Grace Lee of Thomson Reuters pointed out that for legal applications, trust and explainability were even more important than in most other subject domains. Like Charlie Hull, she was optimistic about the impact of generative AI on information retrieval professionals like her: “I feel our time is coming back”, meaning she felt she was behind the curve when everyone was talking about NLP and downplaying infromation retrieval. Using tools such as RAG mean the information specialist still has a role. She even had a word of encouragement for linguists – she suggested that they, rather than computer scientists, were better for managing prompt engineering (identifying the right questions to ask of AI tools).

Peter Winstanley of Semantic Arts had perhaps the most traditionally aligned approach to generative AI. As you might expect from an ontologist, he described the use of ontologies, and their role in disambiguation, and compared them to the way that species are differentiated in nature: “No naturalist would question the reality of the species he may find in his garden” (quoting the evolutionary biologist Ernst Mayr). I’m always a bit suspicious of the analogy with natural history species; species turn out in practice to be less distinct than we once thought, and distinguishing species is no longer the provenance of the naturalist; in other words, it’s no longer so clear to discern. For me, the remarkable thing about generative AI is how it comes up with results without being presented only with carefully curated content with well-tagged metadata. Like Google, it appears to tolerate the ambiguities and messiness of natural language, and proceeds blithely to deliver results in any case. The corpus that comprises a large-language model (LLM) is not disambiguated and tagged in advance, as you would like to have it, like a dictionary definition. As a former dictionary editor, I can say with some confidence that there is no single dictionary-based description of all the words in a language: lexicographers disagree on sense distinctions. The attempt to capture all knowledge using formal statements was one of the earlier approaches to AI that didn’t seem to get very far.

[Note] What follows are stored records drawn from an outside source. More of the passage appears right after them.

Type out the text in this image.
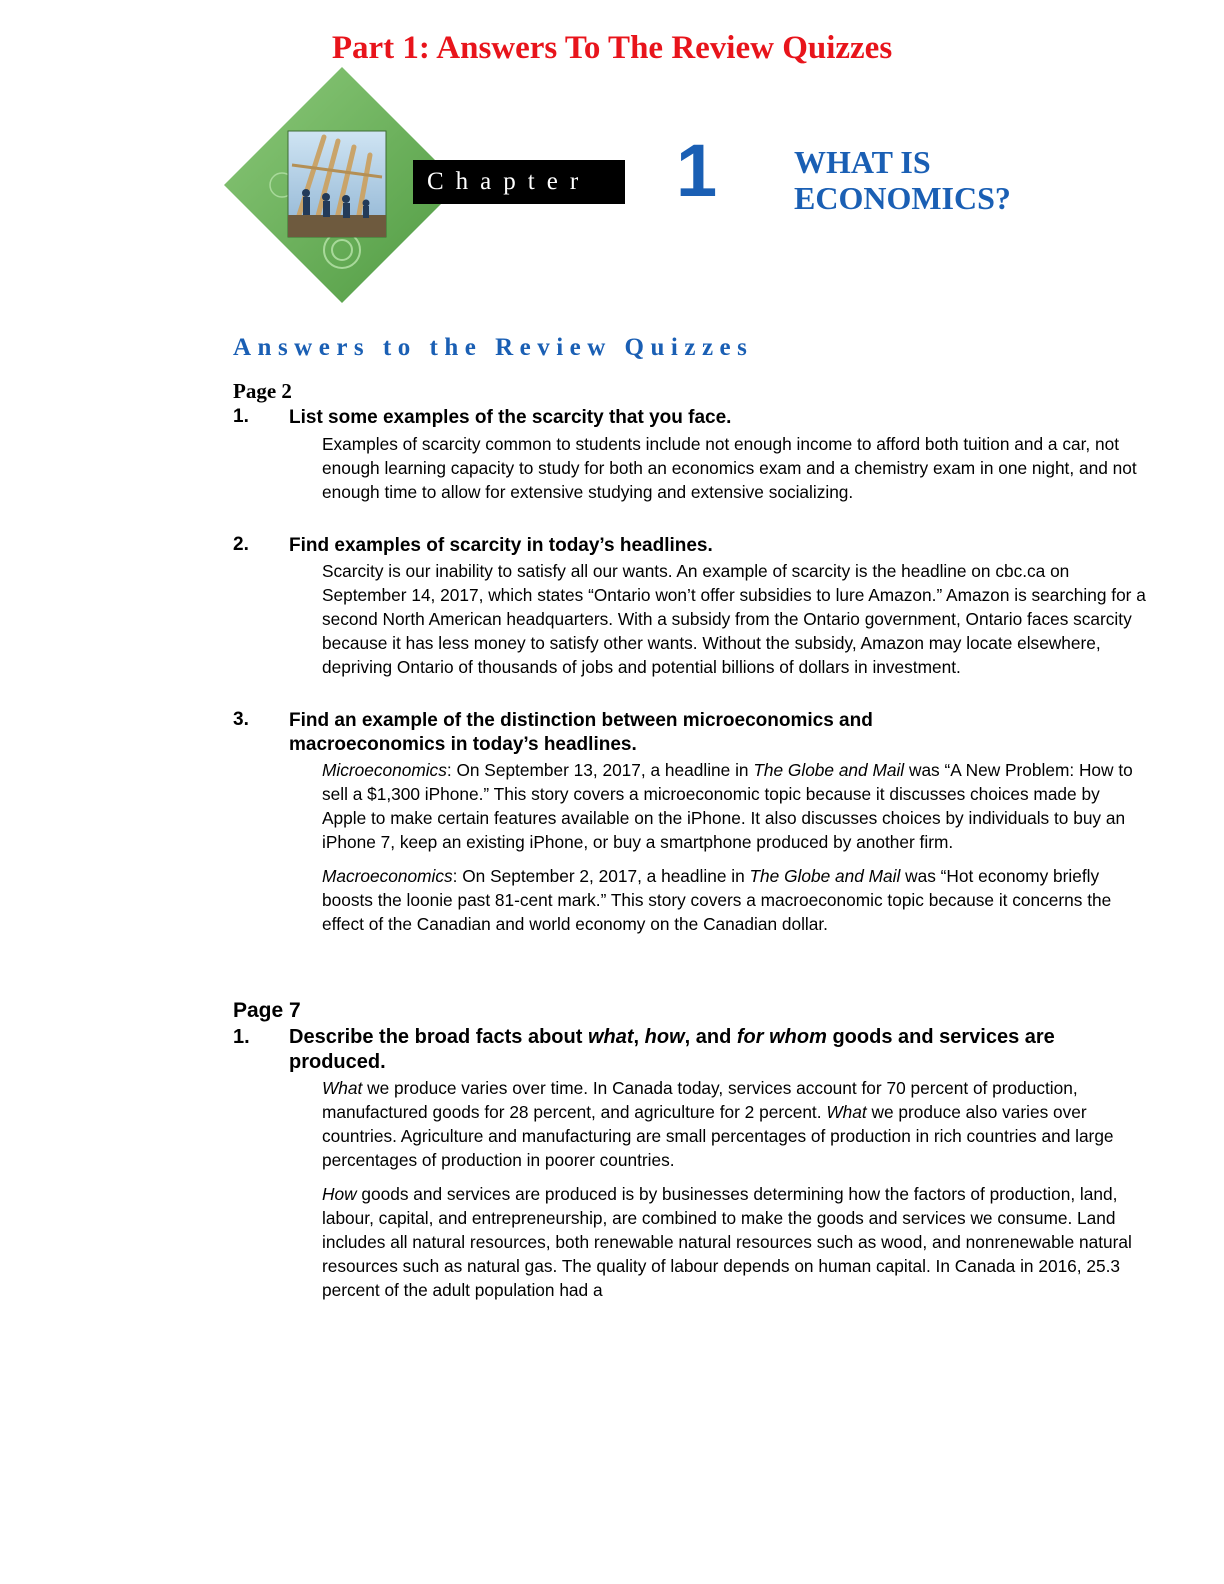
Part 1: Answers To The Review Quizzes
Chapter	1 WHAT IS
ECONOMICS?
Answers to the Review Quizzes
Page 2
1. List some examples of the scarcity that you face.

Examples of scarcity common to students include not enough income to afford both tuition and a car, not enough learning capacity to study for both an economics exam and a chemistry exam in one night, and not enough time to allow for extensive studying and extensive socializing.

2. Find examples of scarcity in today’s headlines.

Scarcity is our inability to satisfy all our wants. An example of scarcity is the headline on cbc.ca on September 14, 2017, which states “Ontario won’t offer subsidies to lure Amazon.” Amazon is searching for a second North American headquarters. With a subsidy from the Ontario government, Ontario faces scarcity because it has less money to satisfy other wants. Without the subsidy, Amazon may locate elsewhere, depriving Ontario of thousands of jobs and potential billions of dollars in investment.

3. Find an example of the distinction between microeconomics and macroeconomics in today’s headlines.

Microeconomics: On September 13, 2017, a headline in The Globe and Mail was “A New Problem: How to sell a $1,300 iPhone.” This story covers a microeconomic topic because it discusses choices made by Apple to make certain features available on the iPhone. It also discusses choices by individuals to buy an iPhone 7, keep an existing iPhone, or buy a smartphone produced by another firm.

Macroeconomics: On September 2, 2017, a headline in The Globe and Mail was “Hot economy briefly boosts the loonie past 81-cent mark.” This story covers a macroeconomic topic because it concerns the effect of the Canadian and world economy on the Canadian dollar.

Page 7
1. Describe the broad facts about what, how, and for whom goods and services are produced.

What we produce varies over time. In Canada today, services account for 70 percent of production, manufactured goods for 28 percent, and agriculture for 2 percent. What we produce also varies over countries. Agriculture and manufacturing are small percentages of production in rich countries and large percentages of production in poorer countries.

How goods and services are produced is by businesses determining how the factors of production, land, labour, capital, and entrepreneurship, are combined to make the goods and services we consume. Land includes all natural resources, both renewable natural resources such as wood, and nonrenewable natural resources such as natural gas. The quality of labour depends on human capital. In Canada in 2016, 25.3 percent of the adult population had a
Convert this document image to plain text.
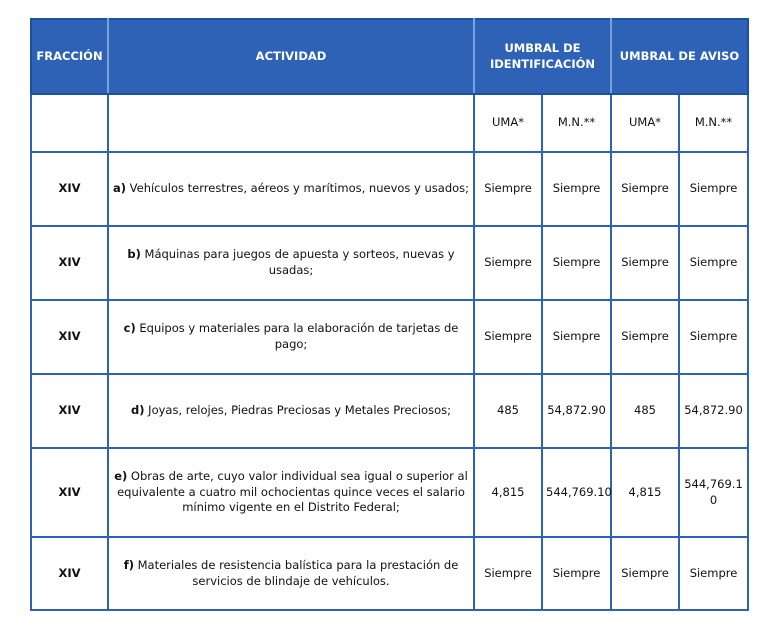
FRACCIÓN	ACTIVIDAD	UMBRAL DE IDENTIFICACIÓN		UMBRAL DE AVISO	
		UMA*	M.N.**	UMA*	M.N.**
XIV	a) Vehículos terrestres, aéreos y marítimos, nuevos y usados;	Siempre	Siempre	Siempre	Siempre
XIV	b) Máquinas para juegos de apuesta y sorteos, nuevas y usadas;	Siempre	Siempre	Siempre	Siempre
XIV	c) Equipos y materiales para la elaboración de tarjetas de pago;	Siempre	Siempre	Siempre	Siempre
XIV	d) Joyas, relojes, Piedras Preciosas y Metales Preciosos;	485	54,872.90	485	54,872.90
XIV	e) Obras de arte, cuyo valor individual sea igual o superior al equivalente a cuatro mil ochocientas quince veces el salario mínimo vigente en el Distrito Federal;	4,815	544,769.10	4,815	544,769.10
XIV	f) Materiales de resistencia balística para la prestación de servicios de blindaje de vehículos.	Siempre	Siempre	Siempre	Siempre
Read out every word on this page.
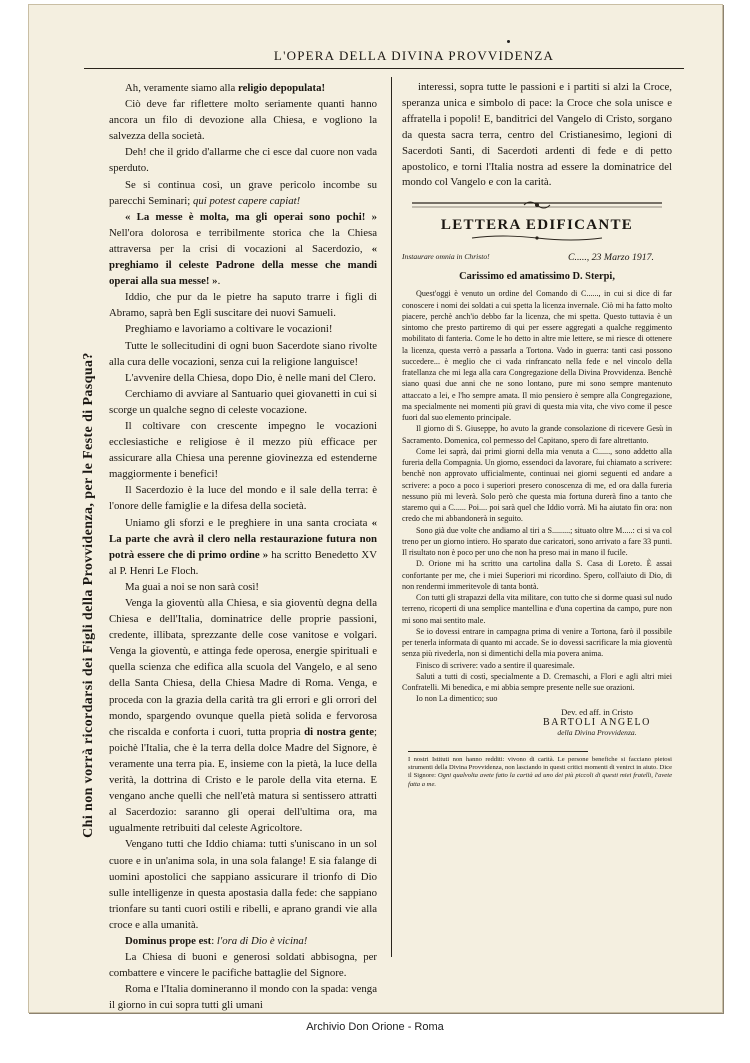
L'OPERA DELLA DIVINA PROVVIDENZA
Chi non vorrà ricordarsi dei Figli della Provvidenza, per le Feste di Pasqua?

Ah, veramente siamo alla religio depopulata!

Ciò deve far riflettere molto seriamente quanti hanno ancora un filo di devozione alla Chiesa, e vogliono la salvezza della società.

Deh! che il grido d'allarme che ci esce dal cuore non vada sperduto.

Se si continua così, un grave pericolo incombe su parecchi Seminari; qui potest capere capiat!

« La messe è molta, ma gli operai sono pochi! » Nell'ora dolorosa e terribilmente storica che la Chiesa attraversa per la crisi di vocazioni al Sacerdozio, « preghiamo il celeste Padrone della messe che mandi operai alla sua messe! ».

Iddio, che pur da le pietre ha saputo trarre i figli di Abramo, saprà ben Egli suscitare dei nuovi Samueli.

Preghiamo e lavoriamo a coltivare le vocazioni!

Tutte le sollecitudini di ogni buon Sacerdote siano rivolte alla cura delle vocazioni, senza cui la religione languisce!

L'avvenire della Chiesa, dopo Dio, è nelle mani del Clero.

Cerchiamo di avviare al Santuario quei giovanetti in cui si scorge un qualche segno di celeste vocazione.

Il coltivare con crescente impegno le vocazioni ecclesiastiche e religiose è il mezzo più efficace per assicurare alla Chiesa una perenne giovinezza ed estenderne maggiormente i benefici!

Il Sacerdozio è la luce del mondo e il sale della terra: è l'onore delle famiglie e la difesa della società.

Uniamo gli sforzi e le preghiere in una santa crociata « La parte che avrà il clero nella restaurazione futura non potrà essere che di primo ordine » ha scritto Benedetto XV al P. Henri Le Floch.

Ma guai a noi se non sarà così!

Venga la gioventù alla Chiesa, e sia gioventù degna della Chiesa e dell'Italia, dominatrice delle proprie passioni, credente, illibata, sprezzante delle cose vanitose e volgari. Venga la gioventù, e attinga fede operosa, energie spirituali e quella scienza che edifica alla scuola del Vangelo, e al seno della Santa Chiesa, della Chiesa Madre di Roma. Venga, e proceda con la grazia della carità tra gli errori e gli orrori del mondo, spargendo ovunque quella pietà solida e fervorosa che riscalda e conforta i cuori, tutta propria di nostra gente; poichè l'Italia, che è la terra della dolce Madre del Signore, è veramente una terra pia. E, insieme con la pietà, la luce della verità, la dottrina di Cristo e le parole della vita eterna. E vengano anche quelli che nell'età matura si sentissero attratti al Sacerdozio: saranno gli operai dell'ultima ora, ma ugualmente retribuiti dal celeste Agricoltore.

Vengano tutti che Iddio chiama: tutti s'uniscano in un sol cuore e in un'anima sola, in una sola falange! E sia falange di uomini apostolici che sappiano assicurare il trionfo di Dio sulle intelligenze in questa apostasia dalla fede: che sappiano trionfare su tanti cuori ostili e ribelli, e aprano grandi vie alla croce e alla umanità.

Dominus prope est: l'ora di Dio è vicina!

La Chiesa di buoni e generosi soldati abbisogna, per combattere e vincere le pacifiche battaglie del Signore.

Roma e l'Italia domineranno il mondo con la spada: venga il giorno in cui sopra tutti gli umani

interessi, sopra tutte le passioni e i partiti si alzi la Croce, speranza unica e simbolo di pace: la Croce che sola unisce e affratella i popoli! E, banditrici del Vangelo di Cristo, sorgano da questa sacra terra, centro del Cristianesimo, legioni di Sacerdoti Santi, di Sacerdoti ardenti di fede e di petto apostolico, e torni l'Italia nostra ad essere la dominatrice del mondo col Vangelo e con la carità.

LETTERA EDIFICANTE
Instaurare omnia in Christo!	C....., 23 Marzo 1917.
Carissimo ed amatissimo D. Sterpi,

Quest'oggi è venuto un ordine del Comando di C......, in cui si dice di far conoscere i nomi dei soldati a cui spetta la licenza invernale. Ciò mi ha fatto molto piacere, perchè anch'io debbo far la licenza, che mi spetta. Questo tuttavia è un sintomo che presto partiremo di qui per essere aggregati a qualche reggimento mobilitato di fanteria. Come le ho detto in altre mie lettere, se mi riesce di ottenere la licenza, questa verrò a passarla a Tortona. Vado in guerra: tanti casi possono succedere... è meglio che ci vada rinfrancato nella fede e nel vincolo della fratellanza che mi lega alla cara Congregazione della Divina Provvidenza. Benchè siano quasi due anni che ne sono lontano, pure mi sono sempre mantenuto attaccato a lei, e l'ho sempre amata. Il mio pensiero è sempre alla Congregazione, ma specialmente nei momenti più gravi di questa mia vita, che vivo come il pesce fuori dal suo elemento principale.

Il giorno di S. Giuseppe, ho avuto la grande consolazione di ricevere Gesù in Sacramento. Domenica, col permesso del Capitano, spero di fare altrettanto.

Come lei saprà, dai primi giorni della mia venuta a C......, sono addetto alla fureria della Compagnia. Un giorno, essendoci da lavorare, fui chiamato a scrivere: benchè non approvato ufficialmente, continuai nei giorni seguenti ed andare a scrivere: a poco a poco i superiori presero conoscenza di me, ed ora dalla fureria nessuno più mi leverà. Solo però che questa mia fortuna durerà fino a tanto che staremo qui a C...... Poi.... poi sarà quel che Iddio vorrà. Mi ha aiutato fin ora: non credo che mi abbandonerà in seguito.

Sono già due volte che andiamo al tiri a S.........; situato oltre M.....: ci si va col treno per un giorno intiero. Ho sparato due caricatori, sono arrivato a fare 33 punti. Il risultato non è poco per uno che non ha preso mai in mano il fucile.

D. Orione mi ha scritto una cartolina dalla S. Casa di Loreto. È assai confortante per me, che i miei Superiori mi ricordino. Spero, coll'aiuto di Dio, di non rendermi immeritevole di tanta bontà.

Con tutti gli strapazzi della vita militare, con tutto che si dorme quasi sul nudo terreno, ricoperti di una semplice mantellina e d'una copertina da campo, pure non mi sono mai sentito male.

Se io dovessi entrare in campagna prima di venire a Tortona, farò il possibile per tenerla informata di quanto mi accade. Se io dovessi sacrificare la mia gioventù senza più rivederla, non si dimentichi della mia povera anima.

Finisco di scrivere: vado a sentire il quaresimale.

Saluti a tutti di costì, specialmente a D. Cremaschi, a Flori e agli altri miei Confratelli. Mi benedica, e mi abbia sempre presente nelle sue orazioni.

Io non La dimentico; suo

Dev. ed aff. in Cristo
BARTOLI ANGELO
della Divina Provvidenza.
I nostri Istituti non hanno redditi: vivono di carità. Le persone benefiche si facciano pietosi strumenti della Divina Provvidenza, non lasciando in questi critici momenti di venirci in aiuto. Dice il Signore: Ogni qualvolta avete fatto la carità ad uno dei più piccoli di questi miei fratelli, l'avete fatta a me.
Archivio Don Orione - Roma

Finally, Paul Cleverley gave a fascinating outline of how ChatGPT was being integrated (by the GeoScienceWorld cooperative) into OpenGeoSci, a geographical tool for researchers. He contrasted “Eötvösite”, a totally mythical (yet plausible sounding) mineral invented by generative AI, and then contrasted it with how data could be used effectively if it followed three basic principles of data management (I didn’t catch where these were derived from):

  1. Data must be managed as an asset
  2. The provenence of the data should be known
  3. Data can be exploited by AI to generate new derivatives, as long as this does not conflict with the first two principles.

I think we can all agree on this. Paul’s talk echoed the other speakers, I think, in concluding that generative AI can be a force for good, as long as it is used with caution. His geoscience examples showed that we have only just begun to discover ways in which it be most effectively be deployed.

Who knows what new developments will be presented at next year’s conference?